Pare che la ragazza, come si legge su Il Giornale di Vicenza, si sia procurata volontariamente l’aborto assumendo una grande quantità di pasticche contro gli spasmi addominali, che appunto servirebbero a procurare un’interruzione di gravidanza se prese in maniera eccessiva (è uno dei metodi usati dalle prostitute).

La giovane è stata denunciata dalla Polizia e poi, a distanza di 3 anni,  condannata dal Tribunale di Vicenza a 15 giorni di reclusione per procurato aborto, con pena sospesa, perché sarebbe dovuta andare in ospedale e non procurarselo privatamente.

La ragazza, di origini ghanesi, secondo il racconto di un amico pubblicato sul Giornale di Vicenza, avrebbe abortito per paura del papà. Il padre sarebbe infatti un pastore protestante della chiesa presbiteriana e la ragazza aveva paura della sua reazione, perché non avrebbe mai accettato che la figlia fosse rimasta incinta al di fuori del matrimonio.

Le domande che sorgono sono tante:

  • perché una ragazza oggi non ha sufficienti informazioni su anticoncezionali e strutture sanitarie dedicate?
  • perché queste informazioni non vengono veicolate a scuola ad esempio?
  • perché una ragazza di 18 anni conosce come indursi un aborto, ma non sa ad esempio che se fosse andata in un consultorio pubblico sarebbe stata seguita, anche se minorenne?
  • perché la condanna ha riguardato solo la ragazza e non anche chi ha concorso all’aborto, nella fattispecie il suo ragazzo?
  • perché dopo i numerosi aborti non sono stati attivati i servizi sociali o un supporto psicologico e sanitario?

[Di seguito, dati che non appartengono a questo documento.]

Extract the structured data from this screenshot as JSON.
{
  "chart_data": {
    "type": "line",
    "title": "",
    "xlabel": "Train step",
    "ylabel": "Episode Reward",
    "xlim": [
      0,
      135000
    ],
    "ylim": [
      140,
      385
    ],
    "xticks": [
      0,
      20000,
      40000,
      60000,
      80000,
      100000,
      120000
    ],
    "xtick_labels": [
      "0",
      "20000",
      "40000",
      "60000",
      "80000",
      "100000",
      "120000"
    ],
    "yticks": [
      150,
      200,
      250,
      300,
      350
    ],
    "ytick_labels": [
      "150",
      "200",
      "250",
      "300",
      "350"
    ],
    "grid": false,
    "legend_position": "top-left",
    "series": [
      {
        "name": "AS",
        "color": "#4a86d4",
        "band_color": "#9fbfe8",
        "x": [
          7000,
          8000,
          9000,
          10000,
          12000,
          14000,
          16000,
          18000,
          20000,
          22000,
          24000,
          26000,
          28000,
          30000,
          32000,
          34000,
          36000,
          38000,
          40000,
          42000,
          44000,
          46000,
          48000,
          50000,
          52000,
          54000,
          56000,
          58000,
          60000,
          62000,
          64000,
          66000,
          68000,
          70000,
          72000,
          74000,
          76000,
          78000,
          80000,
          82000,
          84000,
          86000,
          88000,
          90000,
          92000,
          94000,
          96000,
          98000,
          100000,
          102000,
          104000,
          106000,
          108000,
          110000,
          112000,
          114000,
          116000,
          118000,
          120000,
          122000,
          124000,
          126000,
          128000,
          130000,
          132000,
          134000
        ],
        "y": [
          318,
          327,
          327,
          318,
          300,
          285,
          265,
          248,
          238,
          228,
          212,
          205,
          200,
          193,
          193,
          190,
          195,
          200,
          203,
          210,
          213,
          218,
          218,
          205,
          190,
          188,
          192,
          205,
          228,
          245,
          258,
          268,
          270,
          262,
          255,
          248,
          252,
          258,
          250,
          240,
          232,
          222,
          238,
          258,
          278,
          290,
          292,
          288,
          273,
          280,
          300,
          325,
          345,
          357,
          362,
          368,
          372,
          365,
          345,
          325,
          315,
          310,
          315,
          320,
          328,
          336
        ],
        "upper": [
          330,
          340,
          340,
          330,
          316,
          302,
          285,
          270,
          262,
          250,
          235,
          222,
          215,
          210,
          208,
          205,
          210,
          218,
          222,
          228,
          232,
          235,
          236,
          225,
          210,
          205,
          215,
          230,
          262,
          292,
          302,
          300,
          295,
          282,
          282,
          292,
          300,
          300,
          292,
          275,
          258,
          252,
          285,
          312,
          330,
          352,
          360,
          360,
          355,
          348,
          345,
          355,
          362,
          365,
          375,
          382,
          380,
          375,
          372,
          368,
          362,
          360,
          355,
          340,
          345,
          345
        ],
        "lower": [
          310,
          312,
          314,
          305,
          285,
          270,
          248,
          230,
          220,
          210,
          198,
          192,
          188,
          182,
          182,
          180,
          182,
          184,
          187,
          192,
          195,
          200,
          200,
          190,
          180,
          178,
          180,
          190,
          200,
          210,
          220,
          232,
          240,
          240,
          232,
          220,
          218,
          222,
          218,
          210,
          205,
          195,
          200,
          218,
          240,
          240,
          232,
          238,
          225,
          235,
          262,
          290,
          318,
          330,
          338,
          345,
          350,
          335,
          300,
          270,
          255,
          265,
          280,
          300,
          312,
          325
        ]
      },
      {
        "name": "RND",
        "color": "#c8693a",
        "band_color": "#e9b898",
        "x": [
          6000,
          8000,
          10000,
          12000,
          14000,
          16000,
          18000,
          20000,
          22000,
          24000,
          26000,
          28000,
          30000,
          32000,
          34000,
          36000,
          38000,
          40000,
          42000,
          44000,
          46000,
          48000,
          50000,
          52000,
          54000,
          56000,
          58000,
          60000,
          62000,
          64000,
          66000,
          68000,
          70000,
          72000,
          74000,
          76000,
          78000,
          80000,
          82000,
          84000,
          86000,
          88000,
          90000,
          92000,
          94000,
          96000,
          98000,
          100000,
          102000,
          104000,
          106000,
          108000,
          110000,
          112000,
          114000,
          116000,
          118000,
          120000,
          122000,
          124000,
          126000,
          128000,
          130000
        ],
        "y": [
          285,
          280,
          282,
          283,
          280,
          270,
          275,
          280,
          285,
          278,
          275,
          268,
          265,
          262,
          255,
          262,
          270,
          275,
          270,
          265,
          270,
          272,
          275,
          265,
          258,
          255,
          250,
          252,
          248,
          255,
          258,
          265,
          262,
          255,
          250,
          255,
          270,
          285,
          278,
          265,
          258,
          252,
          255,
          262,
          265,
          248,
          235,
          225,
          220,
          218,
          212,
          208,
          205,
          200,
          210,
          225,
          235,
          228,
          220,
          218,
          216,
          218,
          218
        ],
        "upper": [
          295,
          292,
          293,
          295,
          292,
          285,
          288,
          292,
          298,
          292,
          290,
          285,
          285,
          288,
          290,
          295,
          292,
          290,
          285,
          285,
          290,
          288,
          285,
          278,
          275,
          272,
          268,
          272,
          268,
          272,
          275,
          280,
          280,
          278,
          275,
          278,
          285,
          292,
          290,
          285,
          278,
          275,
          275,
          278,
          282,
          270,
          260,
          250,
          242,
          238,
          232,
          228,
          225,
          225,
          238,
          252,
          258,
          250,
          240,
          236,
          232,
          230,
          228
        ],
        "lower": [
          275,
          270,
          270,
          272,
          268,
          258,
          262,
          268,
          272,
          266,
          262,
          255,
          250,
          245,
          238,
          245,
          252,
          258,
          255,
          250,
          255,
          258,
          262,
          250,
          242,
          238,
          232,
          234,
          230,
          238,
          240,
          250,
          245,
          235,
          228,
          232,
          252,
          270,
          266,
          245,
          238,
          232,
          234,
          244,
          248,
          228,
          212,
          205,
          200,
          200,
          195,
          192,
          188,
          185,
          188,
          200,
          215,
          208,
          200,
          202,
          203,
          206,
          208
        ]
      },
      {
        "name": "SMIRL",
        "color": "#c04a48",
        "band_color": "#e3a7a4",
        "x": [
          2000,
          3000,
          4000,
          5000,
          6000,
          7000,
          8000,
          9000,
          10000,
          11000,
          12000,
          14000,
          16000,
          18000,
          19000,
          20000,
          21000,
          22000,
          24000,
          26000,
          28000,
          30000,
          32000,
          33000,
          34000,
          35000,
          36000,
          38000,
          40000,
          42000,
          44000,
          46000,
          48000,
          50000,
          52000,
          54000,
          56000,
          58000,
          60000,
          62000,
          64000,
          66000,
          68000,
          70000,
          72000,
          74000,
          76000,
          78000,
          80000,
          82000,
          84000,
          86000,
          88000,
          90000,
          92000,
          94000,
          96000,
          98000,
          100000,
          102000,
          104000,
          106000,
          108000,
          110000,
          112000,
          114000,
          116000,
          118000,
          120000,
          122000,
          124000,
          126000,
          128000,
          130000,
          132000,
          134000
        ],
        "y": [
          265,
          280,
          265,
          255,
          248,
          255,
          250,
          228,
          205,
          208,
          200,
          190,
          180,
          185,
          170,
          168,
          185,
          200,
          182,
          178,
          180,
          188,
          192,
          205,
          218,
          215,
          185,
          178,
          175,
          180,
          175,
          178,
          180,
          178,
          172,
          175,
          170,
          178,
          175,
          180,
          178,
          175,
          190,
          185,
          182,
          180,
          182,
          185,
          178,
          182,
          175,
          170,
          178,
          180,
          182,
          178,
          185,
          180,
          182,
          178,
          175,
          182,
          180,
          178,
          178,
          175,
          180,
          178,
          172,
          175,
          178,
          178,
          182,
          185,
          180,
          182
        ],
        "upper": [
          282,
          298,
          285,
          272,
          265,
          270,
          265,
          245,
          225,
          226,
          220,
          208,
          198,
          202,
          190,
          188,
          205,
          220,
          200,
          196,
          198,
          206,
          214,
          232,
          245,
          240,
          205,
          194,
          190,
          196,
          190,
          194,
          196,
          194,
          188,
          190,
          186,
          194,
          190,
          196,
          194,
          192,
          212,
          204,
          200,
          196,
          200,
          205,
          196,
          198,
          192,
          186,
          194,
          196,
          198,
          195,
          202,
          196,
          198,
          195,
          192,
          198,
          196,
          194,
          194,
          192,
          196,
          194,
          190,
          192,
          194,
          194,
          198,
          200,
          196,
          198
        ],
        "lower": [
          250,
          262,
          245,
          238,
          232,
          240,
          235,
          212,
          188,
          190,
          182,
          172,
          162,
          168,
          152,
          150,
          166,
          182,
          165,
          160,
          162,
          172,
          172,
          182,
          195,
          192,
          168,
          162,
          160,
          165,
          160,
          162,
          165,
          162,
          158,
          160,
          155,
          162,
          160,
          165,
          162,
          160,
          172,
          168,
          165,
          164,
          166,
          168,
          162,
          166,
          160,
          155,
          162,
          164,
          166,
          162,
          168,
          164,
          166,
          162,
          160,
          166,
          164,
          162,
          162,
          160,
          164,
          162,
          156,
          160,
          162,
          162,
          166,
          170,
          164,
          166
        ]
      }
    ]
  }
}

Domande che restano senza risposta purtroppo, ma che confermano come purtroppo manchi in Italia una seria educazione sessuale ed affettiva.

Purtroppo in rete esistono siti che insegnano per filo e per segno come procurarsi un aborto. Ma la più grande domanda è: cosa spinge una ragazza a trovare una soluzione su internet, magari mettendo a rischio la sua salute e il suo futuro per un comportamento irresponsabile?

Insomma, in questa storia ci sono tantissime domande e poche risposte. E voi cosa ne pensate unimamme?